The advantage of CSS is that it can be used at varying levels of specificity. For example, you can put all your styles into a separate file, and link to that file from your Web page. That way, if you want to change the appearance of your site, you can simply edit your CSS file and make changes that span every page that links to your style sheet. Or, if you prefer, you can include styles at the top of your page so that they apply only to that page. You can include styles inside the tags themselves using the style attribute (which I'll discuss later).
You can also control the specificity of the styles you create based on how you define them. For example, you can write rules that apply to all tags of a specific type, such as all <h1> elements. Or you can specify classes for your elements and then write rules that apply only to members of that class. For example, you could create a class called headline and then make all <h1> elements in the headline class red. You can also write rules that apply to specific elements by assigning them a particular identifier and writing rules that apply to that identifier.
One thing you'll find as you progress through the book is that CSS can serve as a replacement for many common tags. As I describe various tags, I'll explain how the same effects can be achieved using CSS instead. Generally, the flexibility of CSS makes it preferable to using regular HTML tags for just about anything. The coverage of CSS in this book culminates with Day 9, "Creating Layouts with CSS," which explains how to use CSS to manage the entire layout of the page, or even the entire layout of a site.
Including Styles in Tags
You've already seen how HTML pages are created using tags. I want to stop briefly and discuss attributes as well. An attribute is an additional bit of information that somehow affects the behavior of a tag. Attributes are included inside the opening tag in a pair. Here's an example:
<tag attribute="value">
Some attributes can be used with nearly any tag; others are highly specific. One attribute that can be used with nearly any tag is style. By including the style attribute in a tag, you can include one or more style declarations within a tag itself. Here's an example using the <h1> tag, which I introduced earlier:
<h1 style="font-family: Verdana, sans-serif">Heading</h1>
The style attribute of the <h1> tag contains a style declaration. All style declarations follow this same basic pattern, with the property on the left and the value associated with that property on the right.

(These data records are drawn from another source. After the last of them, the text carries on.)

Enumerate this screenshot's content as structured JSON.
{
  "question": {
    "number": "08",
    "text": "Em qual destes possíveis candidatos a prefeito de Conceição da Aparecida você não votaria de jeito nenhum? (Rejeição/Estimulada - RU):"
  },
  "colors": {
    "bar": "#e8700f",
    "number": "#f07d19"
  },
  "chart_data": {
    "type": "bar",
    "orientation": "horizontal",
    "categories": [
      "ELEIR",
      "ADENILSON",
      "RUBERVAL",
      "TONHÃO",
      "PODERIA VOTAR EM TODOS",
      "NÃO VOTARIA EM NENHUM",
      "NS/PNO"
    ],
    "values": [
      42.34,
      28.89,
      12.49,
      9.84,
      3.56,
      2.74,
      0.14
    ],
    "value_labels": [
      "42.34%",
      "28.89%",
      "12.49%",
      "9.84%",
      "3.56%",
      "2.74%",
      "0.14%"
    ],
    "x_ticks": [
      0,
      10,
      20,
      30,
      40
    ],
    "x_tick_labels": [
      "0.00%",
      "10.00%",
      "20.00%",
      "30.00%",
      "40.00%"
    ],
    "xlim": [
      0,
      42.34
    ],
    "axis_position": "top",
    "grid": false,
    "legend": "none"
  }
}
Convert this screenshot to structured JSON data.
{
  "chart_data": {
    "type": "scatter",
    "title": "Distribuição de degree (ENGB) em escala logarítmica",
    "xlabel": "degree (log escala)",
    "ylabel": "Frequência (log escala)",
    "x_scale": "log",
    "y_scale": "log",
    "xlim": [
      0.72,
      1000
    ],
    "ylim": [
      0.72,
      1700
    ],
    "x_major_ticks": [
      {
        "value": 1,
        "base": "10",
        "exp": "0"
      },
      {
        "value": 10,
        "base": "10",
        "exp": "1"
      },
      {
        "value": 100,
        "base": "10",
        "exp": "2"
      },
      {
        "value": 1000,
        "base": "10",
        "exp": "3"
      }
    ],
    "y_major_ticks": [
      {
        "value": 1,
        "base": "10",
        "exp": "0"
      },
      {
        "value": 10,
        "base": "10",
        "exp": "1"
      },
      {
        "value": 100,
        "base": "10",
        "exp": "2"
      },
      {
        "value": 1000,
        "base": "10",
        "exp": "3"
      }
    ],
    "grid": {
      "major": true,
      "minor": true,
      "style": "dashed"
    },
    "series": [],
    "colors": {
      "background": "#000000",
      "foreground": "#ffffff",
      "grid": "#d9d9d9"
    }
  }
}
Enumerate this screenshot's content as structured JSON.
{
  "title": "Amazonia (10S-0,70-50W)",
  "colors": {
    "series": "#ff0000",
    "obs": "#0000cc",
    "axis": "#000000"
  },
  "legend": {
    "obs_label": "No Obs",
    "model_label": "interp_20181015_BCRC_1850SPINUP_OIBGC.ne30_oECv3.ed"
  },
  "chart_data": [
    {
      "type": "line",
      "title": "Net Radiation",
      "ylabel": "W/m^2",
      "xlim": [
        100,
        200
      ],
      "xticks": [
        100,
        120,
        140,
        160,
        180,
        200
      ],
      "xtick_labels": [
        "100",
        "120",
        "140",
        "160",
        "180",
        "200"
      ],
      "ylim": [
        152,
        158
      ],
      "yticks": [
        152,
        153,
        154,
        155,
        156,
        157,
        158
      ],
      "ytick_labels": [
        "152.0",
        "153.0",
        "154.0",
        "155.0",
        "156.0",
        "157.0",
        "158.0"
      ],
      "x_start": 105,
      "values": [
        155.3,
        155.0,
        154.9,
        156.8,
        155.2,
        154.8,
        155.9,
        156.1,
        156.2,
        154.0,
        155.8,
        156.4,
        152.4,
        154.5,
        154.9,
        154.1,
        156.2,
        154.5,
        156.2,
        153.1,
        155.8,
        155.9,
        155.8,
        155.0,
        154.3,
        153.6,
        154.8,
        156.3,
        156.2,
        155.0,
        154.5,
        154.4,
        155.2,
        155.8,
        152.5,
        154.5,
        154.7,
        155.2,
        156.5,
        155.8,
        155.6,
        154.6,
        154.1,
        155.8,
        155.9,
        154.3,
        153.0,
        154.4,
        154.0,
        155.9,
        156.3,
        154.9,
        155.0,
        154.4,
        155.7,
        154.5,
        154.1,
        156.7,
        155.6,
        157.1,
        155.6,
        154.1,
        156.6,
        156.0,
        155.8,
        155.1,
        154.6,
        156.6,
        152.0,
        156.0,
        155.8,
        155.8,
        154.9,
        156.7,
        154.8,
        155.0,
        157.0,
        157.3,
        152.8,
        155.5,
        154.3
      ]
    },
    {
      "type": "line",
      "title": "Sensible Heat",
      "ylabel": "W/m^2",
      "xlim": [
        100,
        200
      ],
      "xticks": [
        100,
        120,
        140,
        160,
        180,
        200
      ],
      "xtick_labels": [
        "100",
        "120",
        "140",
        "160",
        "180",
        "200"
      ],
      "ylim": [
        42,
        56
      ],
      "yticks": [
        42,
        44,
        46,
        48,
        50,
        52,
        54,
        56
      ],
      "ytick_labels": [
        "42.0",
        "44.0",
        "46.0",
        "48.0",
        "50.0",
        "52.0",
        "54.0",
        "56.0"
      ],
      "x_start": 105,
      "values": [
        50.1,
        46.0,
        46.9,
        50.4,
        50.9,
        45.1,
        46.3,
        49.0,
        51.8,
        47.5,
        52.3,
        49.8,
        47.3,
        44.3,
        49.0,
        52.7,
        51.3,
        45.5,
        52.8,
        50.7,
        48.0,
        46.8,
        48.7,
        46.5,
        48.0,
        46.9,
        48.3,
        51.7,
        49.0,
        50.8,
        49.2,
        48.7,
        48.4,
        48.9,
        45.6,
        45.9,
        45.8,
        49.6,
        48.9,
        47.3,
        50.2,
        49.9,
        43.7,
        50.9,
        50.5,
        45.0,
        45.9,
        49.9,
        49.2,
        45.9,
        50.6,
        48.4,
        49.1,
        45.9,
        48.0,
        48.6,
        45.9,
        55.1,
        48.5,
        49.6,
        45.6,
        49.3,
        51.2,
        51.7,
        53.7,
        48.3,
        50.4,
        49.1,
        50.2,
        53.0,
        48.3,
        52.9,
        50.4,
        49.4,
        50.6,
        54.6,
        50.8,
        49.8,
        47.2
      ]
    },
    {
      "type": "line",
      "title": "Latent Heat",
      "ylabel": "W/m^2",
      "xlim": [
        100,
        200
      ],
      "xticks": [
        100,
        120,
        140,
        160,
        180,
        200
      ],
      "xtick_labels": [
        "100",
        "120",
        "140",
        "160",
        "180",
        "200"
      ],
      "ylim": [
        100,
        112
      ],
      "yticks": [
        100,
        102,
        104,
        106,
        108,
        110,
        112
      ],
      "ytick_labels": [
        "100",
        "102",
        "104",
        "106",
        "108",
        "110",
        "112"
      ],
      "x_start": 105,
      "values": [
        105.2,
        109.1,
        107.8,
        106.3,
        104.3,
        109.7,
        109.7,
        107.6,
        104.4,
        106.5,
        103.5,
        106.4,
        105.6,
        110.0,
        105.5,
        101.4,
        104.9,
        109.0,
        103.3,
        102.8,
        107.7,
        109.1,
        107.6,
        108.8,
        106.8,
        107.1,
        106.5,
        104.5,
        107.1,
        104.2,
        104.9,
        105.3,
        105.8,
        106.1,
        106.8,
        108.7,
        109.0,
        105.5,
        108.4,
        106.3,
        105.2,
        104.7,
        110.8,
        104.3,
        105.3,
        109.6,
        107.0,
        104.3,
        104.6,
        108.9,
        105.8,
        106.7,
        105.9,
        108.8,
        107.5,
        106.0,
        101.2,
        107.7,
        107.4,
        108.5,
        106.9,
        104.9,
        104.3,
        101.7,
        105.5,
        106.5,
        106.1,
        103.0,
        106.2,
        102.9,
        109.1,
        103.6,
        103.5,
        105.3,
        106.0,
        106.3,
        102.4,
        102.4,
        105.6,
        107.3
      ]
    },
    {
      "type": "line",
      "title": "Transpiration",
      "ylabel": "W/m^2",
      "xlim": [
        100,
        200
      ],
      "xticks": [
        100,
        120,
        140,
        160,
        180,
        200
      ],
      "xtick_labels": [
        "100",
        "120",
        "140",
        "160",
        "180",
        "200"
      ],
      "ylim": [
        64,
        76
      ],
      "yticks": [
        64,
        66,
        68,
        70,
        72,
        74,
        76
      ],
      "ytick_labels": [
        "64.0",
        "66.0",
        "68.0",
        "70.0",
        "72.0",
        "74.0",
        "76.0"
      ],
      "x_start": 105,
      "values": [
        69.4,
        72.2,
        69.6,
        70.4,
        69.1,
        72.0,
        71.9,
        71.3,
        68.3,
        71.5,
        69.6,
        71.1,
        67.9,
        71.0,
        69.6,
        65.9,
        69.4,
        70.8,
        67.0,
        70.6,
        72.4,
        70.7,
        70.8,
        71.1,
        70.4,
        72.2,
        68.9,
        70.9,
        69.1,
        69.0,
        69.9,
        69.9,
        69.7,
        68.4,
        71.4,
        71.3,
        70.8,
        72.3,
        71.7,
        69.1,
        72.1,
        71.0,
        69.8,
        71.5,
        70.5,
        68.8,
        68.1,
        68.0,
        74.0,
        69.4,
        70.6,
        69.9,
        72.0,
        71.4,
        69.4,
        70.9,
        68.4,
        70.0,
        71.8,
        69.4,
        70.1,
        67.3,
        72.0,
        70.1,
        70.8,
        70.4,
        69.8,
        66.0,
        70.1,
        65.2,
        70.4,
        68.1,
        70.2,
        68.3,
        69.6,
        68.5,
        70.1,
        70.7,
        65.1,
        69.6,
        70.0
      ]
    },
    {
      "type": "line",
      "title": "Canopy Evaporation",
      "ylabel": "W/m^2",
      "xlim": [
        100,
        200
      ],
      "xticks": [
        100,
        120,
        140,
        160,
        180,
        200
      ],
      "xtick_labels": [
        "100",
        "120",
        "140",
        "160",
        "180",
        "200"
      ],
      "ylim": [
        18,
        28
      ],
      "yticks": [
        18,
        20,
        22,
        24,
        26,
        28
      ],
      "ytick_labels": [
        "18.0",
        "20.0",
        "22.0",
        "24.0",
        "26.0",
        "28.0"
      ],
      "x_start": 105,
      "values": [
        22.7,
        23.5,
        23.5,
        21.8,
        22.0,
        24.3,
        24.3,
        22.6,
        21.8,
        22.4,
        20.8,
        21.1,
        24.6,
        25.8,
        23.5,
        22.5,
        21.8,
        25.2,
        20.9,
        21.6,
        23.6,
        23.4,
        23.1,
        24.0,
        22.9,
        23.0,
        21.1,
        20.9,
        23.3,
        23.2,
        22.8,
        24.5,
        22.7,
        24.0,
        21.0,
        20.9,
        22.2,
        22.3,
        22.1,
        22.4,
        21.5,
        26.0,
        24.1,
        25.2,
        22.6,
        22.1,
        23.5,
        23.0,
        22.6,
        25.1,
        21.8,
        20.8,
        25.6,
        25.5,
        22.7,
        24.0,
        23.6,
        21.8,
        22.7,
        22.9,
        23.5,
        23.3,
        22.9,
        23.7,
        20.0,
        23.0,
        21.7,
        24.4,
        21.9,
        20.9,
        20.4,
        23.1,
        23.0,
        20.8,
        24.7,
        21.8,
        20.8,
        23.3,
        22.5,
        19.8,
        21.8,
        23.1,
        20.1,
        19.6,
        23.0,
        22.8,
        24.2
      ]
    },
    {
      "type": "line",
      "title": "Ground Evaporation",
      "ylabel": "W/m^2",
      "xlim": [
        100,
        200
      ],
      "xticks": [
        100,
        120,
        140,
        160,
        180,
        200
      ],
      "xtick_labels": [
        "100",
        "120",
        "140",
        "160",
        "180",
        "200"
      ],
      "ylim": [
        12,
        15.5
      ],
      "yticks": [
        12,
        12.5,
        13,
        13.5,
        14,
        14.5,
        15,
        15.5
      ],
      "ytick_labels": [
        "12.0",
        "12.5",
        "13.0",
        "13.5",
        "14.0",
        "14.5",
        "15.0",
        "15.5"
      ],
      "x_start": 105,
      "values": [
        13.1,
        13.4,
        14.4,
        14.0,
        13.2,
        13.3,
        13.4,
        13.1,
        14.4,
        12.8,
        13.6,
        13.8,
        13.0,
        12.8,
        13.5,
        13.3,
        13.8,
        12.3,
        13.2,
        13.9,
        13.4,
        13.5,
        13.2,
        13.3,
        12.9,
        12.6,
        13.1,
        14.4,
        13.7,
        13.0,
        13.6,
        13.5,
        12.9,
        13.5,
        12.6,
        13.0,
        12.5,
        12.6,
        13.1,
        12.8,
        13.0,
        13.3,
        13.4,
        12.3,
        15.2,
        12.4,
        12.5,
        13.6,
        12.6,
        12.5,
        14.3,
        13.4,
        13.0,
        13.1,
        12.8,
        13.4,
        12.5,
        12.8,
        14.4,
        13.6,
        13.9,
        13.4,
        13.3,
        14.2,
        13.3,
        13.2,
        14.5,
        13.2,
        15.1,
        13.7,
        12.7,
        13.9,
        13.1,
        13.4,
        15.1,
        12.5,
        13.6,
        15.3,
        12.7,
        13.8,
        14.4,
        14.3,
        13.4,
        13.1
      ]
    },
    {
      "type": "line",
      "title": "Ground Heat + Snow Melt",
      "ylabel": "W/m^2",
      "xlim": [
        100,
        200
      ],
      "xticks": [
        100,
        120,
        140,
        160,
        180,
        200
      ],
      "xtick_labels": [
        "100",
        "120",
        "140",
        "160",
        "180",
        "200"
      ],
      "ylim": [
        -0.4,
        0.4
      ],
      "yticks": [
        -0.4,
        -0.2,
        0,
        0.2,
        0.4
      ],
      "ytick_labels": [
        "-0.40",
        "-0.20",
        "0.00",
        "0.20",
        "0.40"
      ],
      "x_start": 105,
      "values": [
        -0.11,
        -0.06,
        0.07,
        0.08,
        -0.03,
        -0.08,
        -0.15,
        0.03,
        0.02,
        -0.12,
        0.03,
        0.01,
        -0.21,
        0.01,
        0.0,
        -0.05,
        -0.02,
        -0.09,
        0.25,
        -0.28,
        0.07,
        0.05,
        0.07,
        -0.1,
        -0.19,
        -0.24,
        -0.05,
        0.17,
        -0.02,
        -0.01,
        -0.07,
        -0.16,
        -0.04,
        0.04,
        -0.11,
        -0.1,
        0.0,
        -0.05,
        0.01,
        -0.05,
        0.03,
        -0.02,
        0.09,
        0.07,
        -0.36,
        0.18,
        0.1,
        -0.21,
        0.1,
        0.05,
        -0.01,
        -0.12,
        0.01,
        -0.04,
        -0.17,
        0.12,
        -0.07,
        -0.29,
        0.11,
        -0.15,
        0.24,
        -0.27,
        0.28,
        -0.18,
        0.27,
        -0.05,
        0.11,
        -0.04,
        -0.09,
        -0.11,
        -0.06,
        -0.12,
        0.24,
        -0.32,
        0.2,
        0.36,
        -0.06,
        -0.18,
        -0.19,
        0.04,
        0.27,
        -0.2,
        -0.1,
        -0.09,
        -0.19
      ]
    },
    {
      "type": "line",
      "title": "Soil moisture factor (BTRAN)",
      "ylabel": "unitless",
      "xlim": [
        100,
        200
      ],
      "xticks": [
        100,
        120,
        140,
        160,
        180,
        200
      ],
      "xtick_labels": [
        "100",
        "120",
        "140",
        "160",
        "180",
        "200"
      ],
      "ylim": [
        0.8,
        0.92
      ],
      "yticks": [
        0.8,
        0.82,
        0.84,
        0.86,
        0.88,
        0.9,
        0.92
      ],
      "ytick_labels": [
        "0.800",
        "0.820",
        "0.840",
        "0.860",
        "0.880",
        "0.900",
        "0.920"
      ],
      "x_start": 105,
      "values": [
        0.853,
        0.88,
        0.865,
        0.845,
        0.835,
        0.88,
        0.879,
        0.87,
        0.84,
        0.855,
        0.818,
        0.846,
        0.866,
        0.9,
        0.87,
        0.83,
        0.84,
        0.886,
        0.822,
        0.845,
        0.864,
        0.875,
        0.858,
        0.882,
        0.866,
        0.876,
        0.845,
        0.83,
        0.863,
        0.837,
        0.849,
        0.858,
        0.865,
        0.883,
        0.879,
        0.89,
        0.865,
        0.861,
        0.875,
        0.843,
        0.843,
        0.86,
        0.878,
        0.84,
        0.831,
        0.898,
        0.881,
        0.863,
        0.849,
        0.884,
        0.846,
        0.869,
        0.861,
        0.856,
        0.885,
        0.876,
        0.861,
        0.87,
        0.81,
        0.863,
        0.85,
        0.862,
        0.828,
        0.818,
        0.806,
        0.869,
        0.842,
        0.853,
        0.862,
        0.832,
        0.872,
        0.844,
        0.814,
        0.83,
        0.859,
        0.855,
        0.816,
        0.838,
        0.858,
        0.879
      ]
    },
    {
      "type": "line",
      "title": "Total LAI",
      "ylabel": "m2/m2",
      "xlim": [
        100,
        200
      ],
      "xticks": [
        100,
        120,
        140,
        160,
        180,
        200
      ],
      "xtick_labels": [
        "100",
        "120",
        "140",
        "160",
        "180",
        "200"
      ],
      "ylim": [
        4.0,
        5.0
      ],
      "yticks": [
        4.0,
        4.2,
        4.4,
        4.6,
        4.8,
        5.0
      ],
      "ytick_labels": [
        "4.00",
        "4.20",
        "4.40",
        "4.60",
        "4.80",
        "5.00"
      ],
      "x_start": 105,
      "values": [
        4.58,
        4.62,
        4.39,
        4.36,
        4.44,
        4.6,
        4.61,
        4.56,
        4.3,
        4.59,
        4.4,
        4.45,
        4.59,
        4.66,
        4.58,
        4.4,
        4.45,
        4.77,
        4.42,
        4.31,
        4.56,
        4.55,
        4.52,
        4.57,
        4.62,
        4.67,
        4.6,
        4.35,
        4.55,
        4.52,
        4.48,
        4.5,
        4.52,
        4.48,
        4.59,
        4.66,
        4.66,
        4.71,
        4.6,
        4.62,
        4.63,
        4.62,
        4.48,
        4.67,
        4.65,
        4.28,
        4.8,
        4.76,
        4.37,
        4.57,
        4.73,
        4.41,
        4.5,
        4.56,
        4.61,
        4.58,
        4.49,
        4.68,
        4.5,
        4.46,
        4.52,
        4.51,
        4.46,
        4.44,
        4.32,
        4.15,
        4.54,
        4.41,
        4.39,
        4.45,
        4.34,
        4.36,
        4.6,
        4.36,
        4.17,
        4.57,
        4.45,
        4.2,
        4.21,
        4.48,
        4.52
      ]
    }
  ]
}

In the preceding example, the property is font-family, and the value is Verdana, sans-serif. This attribute modifies the standard <h1> tag by changing the font to Verdana, and if the user doesn't have that font installed on his system, whichever sans-serif font the browser selects. (Sans-serif fonts are those that do not include serifs, the small lines at the ends of characters.)
There are many, many properties that can be used in style declarations. As I've already said, putting a declaration into a style attribute is just one of several ways that you can apply styles to your document.